L'auto contre la forêt?

Industrie forestière en crise


Le géant canadien de la forêt, AbitibiBowater, le plus grand producteur de papier journal au monde, s'est mis sous la protection de la loi sur la faillite. Son possible effondrement menace 15 800 emplois, dont 11 000 au Canada. Le Québec, avec 7500 emplois, serait, et de loin, le plus touché.
Québec a donné un petit coup de pouce de 100 millions, mais Ottawa ne semble pas vouloir se porter à son secours, disant craindre qu'une aide, comme des garanties de prêts, soit perçue par les États-Unis comme contraire à l'entente sur le bois d'oeuvre et mène à des représailles.

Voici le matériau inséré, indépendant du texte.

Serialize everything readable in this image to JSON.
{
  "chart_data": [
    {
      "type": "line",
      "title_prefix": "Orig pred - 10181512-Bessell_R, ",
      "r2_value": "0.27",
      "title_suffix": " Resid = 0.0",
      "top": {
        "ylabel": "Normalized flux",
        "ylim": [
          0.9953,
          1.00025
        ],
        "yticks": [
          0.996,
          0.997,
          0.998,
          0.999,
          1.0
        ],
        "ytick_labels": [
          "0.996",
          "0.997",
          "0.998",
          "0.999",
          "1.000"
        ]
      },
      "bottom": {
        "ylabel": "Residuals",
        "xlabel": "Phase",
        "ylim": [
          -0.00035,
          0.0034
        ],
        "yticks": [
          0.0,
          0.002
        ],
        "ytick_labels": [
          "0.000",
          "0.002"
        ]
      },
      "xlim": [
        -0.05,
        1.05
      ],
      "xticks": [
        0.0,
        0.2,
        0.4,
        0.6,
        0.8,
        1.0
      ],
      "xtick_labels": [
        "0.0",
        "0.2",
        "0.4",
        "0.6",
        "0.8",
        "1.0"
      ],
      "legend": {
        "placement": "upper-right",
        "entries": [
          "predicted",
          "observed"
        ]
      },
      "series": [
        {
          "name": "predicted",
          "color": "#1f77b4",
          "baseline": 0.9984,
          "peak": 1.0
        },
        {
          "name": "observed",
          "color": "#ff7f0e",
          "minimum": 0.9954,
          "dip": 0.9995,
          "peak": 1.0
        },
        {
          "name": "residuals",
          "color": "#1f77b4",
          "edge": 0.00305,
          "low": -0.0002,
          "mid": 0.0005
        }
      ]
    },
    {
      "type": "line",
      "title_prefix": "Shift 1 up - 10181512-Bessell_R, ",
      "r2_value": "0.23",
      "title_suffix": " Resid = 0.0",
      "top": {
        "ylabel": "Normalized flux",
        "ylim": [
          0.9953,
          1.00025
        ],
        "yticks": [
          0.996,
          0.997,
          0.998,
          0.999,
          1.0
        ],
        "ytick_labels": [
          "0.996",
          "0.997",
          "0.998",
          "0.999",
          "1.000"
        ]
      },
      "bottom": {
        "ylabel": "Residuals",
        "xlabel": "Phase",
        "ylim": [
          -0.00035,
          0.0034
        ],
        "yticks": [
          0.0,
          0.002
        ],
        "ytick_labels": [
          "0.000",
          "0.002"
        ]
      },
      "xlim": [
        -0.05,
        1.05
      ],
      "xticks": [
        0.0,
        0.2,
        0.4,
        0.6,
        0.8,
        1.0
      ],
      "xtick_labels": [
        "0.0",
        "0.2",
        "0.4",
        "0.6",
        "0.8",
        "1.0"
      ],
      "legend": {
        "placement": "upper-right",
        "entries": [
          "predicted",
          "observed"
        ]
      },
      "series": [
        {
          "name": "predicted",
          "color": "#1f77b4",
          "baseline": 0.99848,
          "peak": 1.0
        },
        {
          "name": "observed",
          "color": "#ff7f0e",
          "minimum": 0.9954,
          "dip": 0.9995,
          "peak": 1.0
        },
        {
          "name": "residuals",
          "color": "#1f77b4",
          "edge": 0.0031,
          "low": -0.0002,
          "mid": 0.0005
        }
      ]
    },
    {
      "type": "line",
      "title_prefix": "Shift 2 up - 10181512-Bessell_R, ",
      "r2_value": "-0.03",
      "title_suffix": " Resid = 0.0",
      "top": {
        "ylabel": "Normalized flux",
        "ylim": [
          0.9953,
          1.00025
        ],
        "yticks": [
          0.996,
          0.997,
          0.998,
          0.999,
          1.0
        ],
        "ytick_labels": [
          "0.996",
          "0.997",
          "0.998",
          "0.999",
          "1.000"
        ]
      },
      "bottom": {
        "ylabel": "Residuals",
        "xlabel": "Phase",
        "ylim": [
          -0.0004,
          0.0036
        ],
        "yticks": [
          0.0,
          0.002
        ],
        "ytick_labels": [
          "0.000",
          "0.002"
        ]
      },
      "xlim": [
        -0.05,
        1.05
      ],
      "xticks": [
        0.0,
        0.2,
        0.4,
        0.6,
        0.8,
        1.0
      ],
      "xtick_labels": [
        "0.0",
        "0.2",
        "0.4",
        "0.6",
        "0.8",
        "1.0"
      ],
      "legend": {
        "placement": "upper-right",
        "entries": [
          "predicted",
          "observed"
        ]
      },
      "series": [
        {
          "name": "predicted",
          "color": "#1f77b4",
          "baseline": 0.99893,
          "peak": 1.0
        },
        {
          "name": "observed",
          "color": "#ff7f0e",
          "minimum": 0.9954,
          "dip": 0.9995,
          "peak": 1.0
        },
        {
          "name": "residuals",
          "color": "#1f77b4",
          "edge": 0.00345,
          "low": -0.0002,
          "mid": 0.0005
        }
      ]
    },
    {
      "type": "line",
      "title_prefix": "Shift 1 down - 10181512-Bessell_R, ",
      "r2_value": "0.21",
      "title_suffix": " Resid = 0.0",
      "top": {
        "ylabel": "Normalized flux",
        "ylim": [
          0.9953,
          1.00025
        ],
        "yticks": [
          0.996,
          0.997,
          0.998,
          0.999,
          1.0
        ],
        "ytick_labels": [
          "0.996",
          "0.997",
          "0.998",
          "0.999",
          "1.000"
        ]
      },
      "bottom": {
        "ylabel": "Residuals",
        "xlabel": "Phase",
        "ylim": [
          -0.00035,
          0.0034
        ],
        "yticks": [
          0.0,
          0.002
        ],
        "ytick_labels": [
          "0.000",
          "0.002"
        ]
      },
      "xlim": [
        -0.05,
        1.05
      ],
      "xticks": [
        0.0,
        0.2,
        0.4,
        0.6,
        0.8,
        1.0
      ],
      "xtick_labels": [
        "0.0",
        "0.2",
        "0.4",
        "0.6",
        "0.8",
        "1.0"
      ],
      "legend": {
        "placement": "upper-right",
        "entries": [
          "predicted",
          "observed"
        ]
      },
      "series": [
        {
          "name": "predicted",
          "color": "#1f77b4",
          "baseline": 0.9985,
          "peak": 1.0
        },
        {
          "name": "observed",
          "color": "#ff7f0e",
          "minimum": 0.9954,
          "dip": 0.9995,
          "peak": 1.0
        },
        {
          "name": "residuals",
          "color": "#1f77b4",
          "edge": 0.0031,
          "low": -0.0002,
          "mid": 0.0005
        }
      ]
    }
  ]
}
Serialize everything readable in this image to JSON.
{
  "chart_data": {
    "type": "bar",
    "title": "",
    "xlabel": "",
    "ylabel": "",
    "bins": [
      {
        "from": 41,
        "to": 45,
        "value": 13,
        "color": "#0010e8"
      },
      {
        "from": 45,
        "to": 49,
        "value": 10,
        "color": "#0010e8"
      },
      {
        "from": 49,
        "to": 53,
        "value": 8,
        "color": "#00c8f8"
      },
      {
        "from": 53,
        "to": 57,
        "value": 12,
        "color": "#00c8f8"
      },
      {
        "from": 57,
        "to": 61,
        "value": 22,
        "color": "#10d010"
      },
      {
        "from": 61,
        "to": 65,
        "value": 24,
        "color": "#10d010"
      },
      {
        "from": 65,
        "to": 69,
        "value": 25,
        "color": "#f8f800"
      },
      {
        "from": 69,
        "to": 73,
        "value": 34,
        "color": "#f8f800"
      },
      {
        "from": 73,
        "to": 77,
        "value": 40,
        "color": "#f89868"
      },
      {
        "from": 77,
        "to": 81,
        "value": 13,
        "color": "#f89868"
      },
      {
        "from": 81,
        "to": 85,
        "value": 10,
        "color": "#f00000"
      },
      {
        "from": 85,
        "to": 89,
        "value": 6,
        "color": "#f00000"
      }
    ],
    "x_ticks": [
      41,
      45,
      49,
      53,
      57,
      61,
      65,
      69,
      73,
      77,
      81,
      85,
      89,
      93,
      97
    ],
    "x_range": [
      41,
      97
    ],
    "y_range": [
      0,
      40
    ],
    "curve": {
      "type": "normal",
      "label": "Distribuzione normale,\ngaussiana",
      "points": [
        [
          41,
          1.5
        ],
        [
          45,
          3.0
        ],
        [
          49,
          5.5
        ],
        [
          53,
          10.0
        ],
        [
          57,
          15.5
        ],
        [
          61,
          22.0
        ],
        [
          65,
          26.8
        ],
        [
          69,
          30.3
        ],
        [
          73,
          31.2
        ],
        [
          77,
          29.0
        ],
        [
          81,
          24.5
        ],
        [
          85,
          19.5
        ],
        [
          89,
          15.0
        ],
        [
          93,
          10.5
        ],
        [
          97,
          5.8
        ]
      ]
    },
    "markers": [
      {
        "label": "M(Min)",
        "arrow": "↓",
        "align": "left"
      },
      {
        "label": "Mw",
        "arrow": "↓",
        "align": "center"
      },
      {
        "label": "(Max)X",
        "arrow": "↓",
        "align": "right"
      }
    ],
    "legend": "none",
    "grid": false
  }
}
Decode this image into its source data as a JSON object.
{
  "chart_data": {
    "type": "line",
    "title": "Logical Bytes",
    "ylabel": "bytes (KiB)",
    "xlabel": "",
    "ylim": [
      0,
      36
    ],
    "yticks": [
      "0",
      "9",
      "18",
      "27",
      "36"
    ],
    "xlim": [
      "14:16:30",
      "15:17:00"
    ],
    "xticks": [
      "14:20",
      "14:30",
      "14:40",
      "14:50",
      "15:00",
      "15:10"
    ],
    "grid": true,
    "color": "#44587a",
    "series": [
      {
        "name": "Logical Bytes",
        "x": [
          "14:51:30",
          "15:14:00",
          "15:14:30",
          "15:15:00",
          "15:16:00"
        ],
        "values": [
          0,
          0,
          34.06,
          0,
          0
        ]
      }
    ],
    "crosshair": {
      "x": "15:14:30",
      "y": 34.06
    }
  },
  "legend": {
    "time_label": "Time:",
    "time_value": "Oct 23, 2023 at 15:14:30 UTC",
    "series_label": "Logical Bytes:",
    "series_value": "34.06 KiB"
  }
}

Cela a suscité, surtout au Québec, une indignation qui a pris la forme suivante. Pourquoi les gouvernements aident-ils GM et Chrysler, mais pas AbitibiBowater, quand on sait que la forêt, avec ses 825 000 emplois, est bien plus importante dans l'économie que l'automobile avec ses 500 000 emplois?
Malgré les apparences, c'est un très mauvais argument. Les deux industries ne se comparent pas. Cela ne veut pas dire qu'il ne faut pas venir en aide à la forêt. Mais il faut le faire pour les bonnes raisons et de la bonne façon.
Tout d'abord, attention aux statistiques. Les chiffres sont gonflés à l'hélium, et englobent les emplois indirects et induits. Il est plus sage de s'en tenir aux emplois directs: 300 000 emplois dans la forêt, 130 000 dans l'automobile.
La structure des industries est très différente. La forêt, c'est deux secteurs, liés mais distincts, les produits du bois et les pâtes et papiers. Certaines activités, comme les portes et fenêtres, peuvent prospérer même si la forêt connaît des problèmes. En outre, c'est une industrie éclatée. Abitibi, la plus importante entreprise, avec ses 11 000 emplois, ne compte même pas 4% du total. Sa disparition serait un choc terrible, mais elle n'emporterait pas l'ensemble du secteur dans sa chute.
L'industrie de l'automobile, par contre, est très concentrée. Au Canada, 75% de la production dépend des trois géants américains. Le sort d'environ la moitié des 130 000 emplois dans la fabrication, l'assemblage et les pièces dépend de GM et de Chrysler.
La logique n'est donc pas la même. Soutenir GM et Chrysler, c'est vraiment sauver l'industrie automobile. Soutenir AbitibiBowater, c'est seulement sauver cette entreprise. On peut aller plus loin. Si on a des milliards, peut-être vaut-il mieux les déployer pour soutenir le secteur forestier dans son ensemble, par la rationalisation, la formation, la réduction du coût de la ressource.
Les perspectives des deux industries sont par ailleurs fort différentes. Du côté de la forêt, le bois, malmené par la récession, a toujours un avenir. Mais le papier journal est menacé par les changements dans la façon dont on s'informe et dont on produit les journaux. Par contre, l'industrie automobile a un potentiel si elle réussit à fabriquer les bons véhicules.
Il y a toutefois une similitude entre Abitibi, Chrysler et GM. Ils ont besoin d'aide parce que ce sont des dinosaures. Les deux géants de l'auto sont victimes de leur incompétence. On peut dire aussi la même chose de l'industrie de la forêt en général et d'Abitibi en particulier, qui n'a pas suffisamment préservé la ressource, qui n'a pas réduit sa dépendance au papier journal, qui n'a pas assez investi, qui n'a pas fait le virage vert.
Cela met d'ailleurs en relief la grande faiblesse de l'argumentaire qui repose sur l'opposition entre la forêt et l'auto. L'aide aux grands de l'automobile n'est pas inconditionnelle. L'administration Obama est en train de pousser GM à la faillite, pour qu'elle se débarrasse de ses activités non rentables. La survie de Chrysler passe par son rachat par Fiat, possible seulement si les travailleurs font d'importantes concessions. Oui, on aide l'auto, mais c'est une aide qui fait mal. Ne l'oublions pas.